22 Neen, zij zullen niet bouwen, en anderen er in wonen, Niet planten, en anderen er van eten. Want even lang als van bomen Zal de levensduur zijn van mijn volk; En wat hun handen hebben gemaakt, Zullen mijn uitverkorenen zelf verbruiken;
Sie werden nicht bauen und ein anderer darin wohnen, nicht pflanzen, und ein anderer essen; denn Meines Volkes Tage werden wie die Tage des Baumes sein, und ihrer Hände Werk werden altern lassen Meine Auserwählte.
23 Ze zullen zich niet vermoeien voor niets, Geen kinderen baren voor een vroegtijdige dood.
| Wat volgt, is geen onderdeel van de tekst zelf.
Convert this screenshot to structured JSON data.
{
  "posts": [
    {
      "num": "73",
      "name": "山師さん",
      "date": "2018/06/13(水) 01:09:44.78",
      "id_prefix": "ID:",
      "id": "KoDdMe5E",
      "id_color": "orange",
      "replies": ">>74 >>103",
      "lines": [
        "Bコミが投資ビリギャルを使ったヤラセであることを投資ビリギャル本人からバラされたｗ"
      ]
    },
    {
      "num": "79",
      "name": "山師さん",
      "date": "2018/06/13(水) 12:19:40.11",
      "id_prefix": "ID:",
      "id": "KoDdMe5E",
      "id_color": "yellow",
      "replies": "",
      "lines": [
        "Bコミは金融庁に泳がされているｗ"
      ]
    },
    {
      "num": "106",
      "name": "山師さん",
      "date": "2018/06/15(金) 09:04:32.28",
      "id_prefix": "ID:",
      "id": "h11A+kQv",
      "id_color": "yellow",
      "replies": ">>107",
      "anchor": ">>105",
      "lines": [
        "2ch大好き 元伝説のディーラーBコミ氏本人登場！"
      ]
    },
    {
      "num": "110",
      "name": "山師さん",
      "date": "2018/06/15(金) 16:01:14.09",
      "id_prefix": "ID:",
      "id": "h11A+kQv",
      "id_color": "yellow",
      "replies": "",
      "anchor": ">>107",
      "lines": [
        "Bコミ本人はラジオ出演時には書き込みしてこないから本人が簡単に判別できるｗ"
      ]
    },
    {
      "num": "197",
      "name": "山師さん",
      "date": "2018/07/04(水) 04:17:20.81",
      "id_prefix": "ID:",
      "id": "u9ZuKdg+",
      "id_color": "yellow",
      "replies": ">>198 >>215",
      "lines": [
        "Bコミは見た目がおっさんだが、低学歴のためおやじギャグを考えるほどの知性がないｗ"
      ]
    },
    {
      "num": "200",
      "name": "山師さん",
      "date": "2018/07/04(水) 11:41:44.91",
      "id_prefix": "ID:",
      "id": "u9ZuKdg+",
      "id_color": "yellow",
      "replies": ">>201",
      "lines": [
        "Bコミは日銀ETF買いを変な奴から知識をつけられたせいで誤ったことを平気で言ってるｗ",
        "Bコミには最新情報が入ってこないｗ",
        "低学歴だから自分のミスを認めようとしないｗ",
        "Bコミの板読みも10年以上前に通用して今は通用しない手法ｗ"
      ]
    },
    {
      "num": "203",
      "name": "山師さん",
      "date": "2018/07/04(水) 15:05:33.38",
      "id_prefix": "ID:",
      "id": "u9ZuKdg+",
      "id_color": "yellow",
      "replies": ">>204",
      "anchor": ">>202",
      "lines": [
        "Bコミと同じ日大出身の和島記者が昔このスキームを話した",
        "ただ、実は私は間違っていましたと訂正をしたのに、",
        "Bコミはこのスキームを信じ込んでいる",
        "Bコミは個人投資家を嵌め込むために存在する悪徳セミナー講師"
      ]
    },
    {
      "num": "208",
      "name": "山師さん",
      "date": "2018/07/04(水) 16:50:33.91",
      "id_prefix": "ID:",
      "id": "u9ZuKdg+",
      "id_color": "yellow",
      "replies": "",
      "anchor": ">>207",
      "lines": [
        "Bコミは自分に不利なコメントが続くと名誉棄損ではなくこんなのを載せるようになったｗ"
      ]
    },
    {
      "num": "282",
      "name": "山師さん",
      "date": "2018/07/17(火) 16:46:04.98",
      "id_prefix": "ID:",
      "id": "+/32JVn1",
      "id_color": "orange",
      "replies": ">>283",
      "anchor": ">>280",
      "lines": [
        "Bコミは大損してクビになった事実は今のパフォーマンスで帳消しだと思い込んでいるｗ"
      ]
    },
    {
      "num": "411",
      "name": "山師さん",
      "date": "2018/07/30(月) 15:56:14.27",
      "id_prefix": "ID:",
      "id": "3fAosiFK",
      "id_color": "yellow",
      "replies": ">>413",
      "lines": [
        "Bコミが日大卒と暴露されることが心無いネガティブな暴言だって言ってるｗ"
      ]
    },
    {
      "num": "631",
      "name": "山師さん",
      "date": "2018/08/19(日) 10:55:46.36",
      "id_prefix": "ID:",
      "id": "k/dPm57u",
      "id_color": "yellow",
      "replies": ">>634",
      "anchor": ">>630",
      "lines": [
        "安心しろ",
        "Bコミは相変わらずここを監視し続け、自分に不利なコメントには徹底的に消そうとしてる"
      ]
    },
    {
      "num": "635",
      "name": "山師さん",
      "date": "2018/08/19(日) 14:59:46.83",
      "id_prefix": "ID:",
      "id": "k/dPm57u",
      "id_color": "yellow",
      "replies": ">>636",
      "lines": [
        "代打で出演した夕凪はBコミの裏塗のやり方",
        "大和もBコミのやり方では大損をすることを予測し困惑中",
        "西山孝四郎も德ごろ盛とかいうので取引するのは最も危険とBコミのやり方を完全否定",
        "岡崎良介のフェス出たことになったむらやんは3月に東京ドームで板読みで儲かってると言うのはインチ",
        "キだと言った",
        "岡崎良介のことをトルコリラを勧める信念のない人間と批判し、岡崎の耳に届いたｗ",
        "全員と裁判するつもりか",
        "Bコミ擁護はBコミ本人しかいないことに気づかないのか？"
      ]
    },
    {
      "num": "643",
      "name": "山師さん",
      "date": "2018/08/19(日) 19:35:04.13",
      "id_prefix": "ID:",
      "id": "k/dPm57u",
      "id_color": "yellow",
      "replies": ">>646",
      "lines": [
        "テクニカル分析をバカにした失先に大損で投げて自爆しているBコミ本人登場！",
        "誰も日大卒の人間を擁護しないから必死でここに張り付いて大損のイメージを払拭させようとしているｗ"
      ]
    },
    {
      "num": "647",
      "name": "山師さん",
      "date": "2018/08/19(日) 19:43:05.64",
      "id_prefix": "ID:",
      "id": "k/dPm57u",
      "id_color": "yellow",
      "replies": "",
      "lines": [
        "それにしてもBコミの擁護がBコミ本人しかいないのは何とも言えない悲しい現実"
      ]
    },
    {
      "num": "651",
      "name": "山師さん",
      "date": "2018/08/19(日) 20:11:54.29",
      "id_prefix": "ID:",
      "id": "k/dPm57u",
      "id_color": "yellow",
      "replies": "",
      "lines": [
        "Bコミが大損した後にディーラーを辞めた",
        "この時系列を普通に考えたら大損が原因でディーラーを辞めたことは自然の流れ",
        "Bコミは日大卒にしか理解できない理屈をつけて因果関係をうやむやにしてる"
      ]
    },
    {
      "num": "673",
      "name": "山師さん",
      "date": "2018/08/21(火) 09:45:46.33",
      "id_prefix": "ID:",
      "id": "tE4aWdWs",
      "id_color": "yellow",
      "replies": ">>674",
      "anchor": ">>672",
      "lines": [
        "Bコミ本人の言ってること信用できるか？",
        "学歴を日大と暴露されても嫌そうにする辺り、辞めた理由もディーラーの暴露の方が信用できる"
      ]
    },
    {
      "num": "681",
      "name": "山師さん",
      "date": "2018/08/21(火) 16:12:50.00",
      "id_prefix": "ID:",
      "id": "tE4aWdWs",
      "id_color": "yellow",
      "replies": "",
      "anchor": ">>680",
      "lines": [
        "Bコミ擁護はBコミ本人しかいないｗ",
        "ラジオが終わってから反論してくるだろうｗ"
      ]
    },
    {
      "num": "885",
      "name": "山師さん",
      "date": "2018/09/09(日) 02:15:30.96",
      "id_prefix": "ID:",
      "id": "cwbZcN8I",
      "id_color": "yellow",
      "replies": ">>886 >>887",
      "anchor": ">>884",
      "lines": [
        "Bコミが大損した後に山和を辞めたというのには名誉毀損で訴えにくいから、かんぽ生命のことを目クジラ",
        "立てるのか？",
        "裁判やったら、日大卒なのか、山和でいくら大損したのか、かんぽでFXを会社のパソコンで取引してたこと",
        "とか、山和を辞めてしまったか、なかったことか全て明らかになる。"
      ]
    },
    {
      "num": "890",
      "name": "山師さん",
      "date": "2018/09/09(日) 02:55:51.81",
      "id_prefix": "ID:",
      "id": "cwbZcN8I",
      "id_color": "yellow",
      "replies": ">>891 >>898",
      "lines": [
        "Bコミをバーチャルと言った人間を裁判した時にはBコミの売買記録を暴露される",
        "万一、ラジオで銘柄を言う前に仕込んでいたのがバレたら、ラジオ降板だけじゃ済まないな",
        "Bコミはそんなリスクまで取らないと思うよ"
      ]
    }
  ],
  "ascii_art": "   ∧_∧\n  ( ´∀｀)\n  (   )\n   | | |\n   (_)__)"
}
Want ze zijn een geslacht door Jahweh gezegend, Hun nakomelingschap eveneens.
Nicht sollen sie vergeblich sich bemühen und nicht zeugen für die Bestürzung; denn ein Same der Gesegneten Jehovahs sind sie, und ihre Sprößlinge mit ihnen.
24 Eer ze nog roepen, geef Ik hun antwoord, Terwijl ze nog spreken, verhoor Ik hen reeds.
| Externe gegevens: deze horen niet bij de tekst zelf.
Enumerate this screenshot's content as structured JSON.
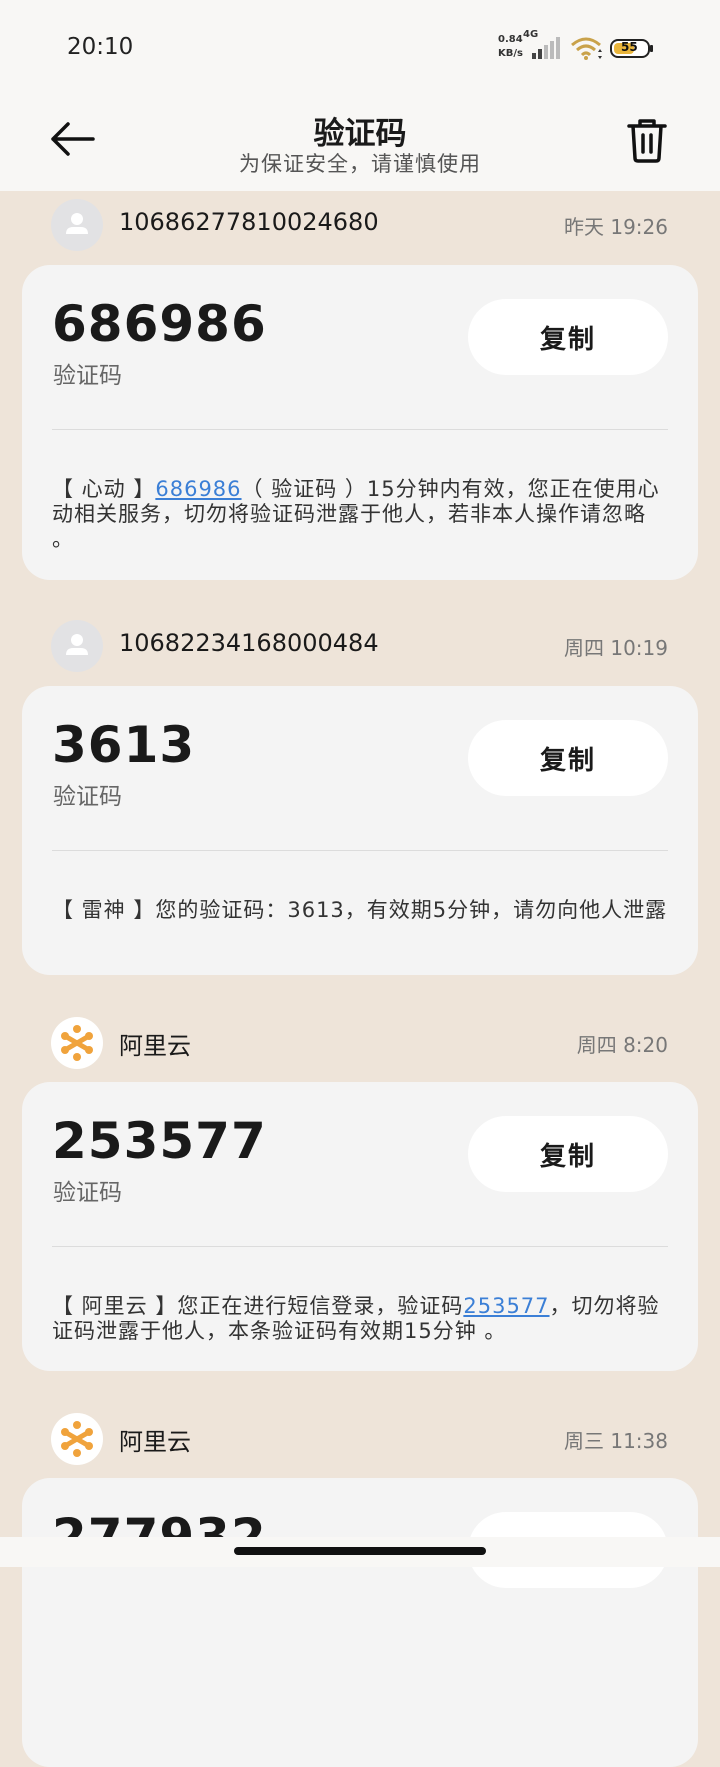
{
  "status_bar": {
    "time": "20:10",
    "net_speed_value": "0.84",
    "net_speed_unit": "KB/s",
    "net_type": "4G",
    "battery": "55"
  },
  "header": {
    "title": "验证码",
    "subtitle": "为保证安全，请谨慎使用"
  },
  "messages": [
    {
      "sender": "10686277810024680",
      "time": "昨天 19:26",
      "code": "686986",
      "code_label": "验证码",
      "copy_label": "复制",
      "body_pre": "【 心动 】",
      "body_code": "686986",
      "body_post": "（ 验证码 ）15分钟内有效，您正在使用心动相关服务，切勿将验证码泄露于他人，若非本人操作请忽略 。"
    },
    {
      "sender": "10682234168000484",
      "time": "周四 10:19",
      "code": "3613",
      "code_label": "验证码",
      "copy_label": "复制",
      "body_pre": "【 雷神 】您的验证码：3613，有效期5分钟，请勿向他人泄露",
      "body_code": "",
      "body_post": ""
    },
    {
      "sender": "阿里云",
      "time": "周四 8:20",
      "code": "253577",
      "code_label": "验证码",
      "copy_label": "复制",
      "body_pre": "【 阿里云 】您正在进行短信登录，验证码",
      "body_code": "253577",
      "body_post": "，切勿将验证码泄露于他人，本条验证码有效期15分钟 。"
    },
    {
      "sender": "阿里云",
      "time": "周三 11:38",
      "code": "277932",
      "code_label": "",
      "copy_label": "",
      "body_pre": "",
      "body_code": "",
      "body_post": ""
    }
  ],
  "colors": {
    "background": "#eee4d9",
    "card": "#f4f4f4",
    "link": "#3b7fd6",
    "aliyun_brand": "#f0a33c"
  },
  "icons": [
    "back-arrow-icon",
    "trash-icon",
    "default-avatar-icon",
    "aliyun-logo-icon",
    "signal-icon",
    "wifi-icon",
    "battery-icon"
  ]
}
Und wird geschehen, daß, ehe sie rufen, Ich antworte; noch reden sie, da höre Ich es.
25 Dan zullen wolf en lam eendrachtig grazen, De leeuw vreet hooi als het rund, De slang zal zich voeden met stof: Ze zullen geen kwaad of onheil stichten Op heel mijn heilige berg, Spreekt Jahweh!
Wolf und Lamm sollen weiden als eines, und der Löwe soll Stroh fressen wie das Rind, und der Schlange Brot soll der Staub sein. Sie sollen nichts Böses tun und nichts verderben auf dem ganzen Berg Meiner Heiligkeit, spricht Jehovah.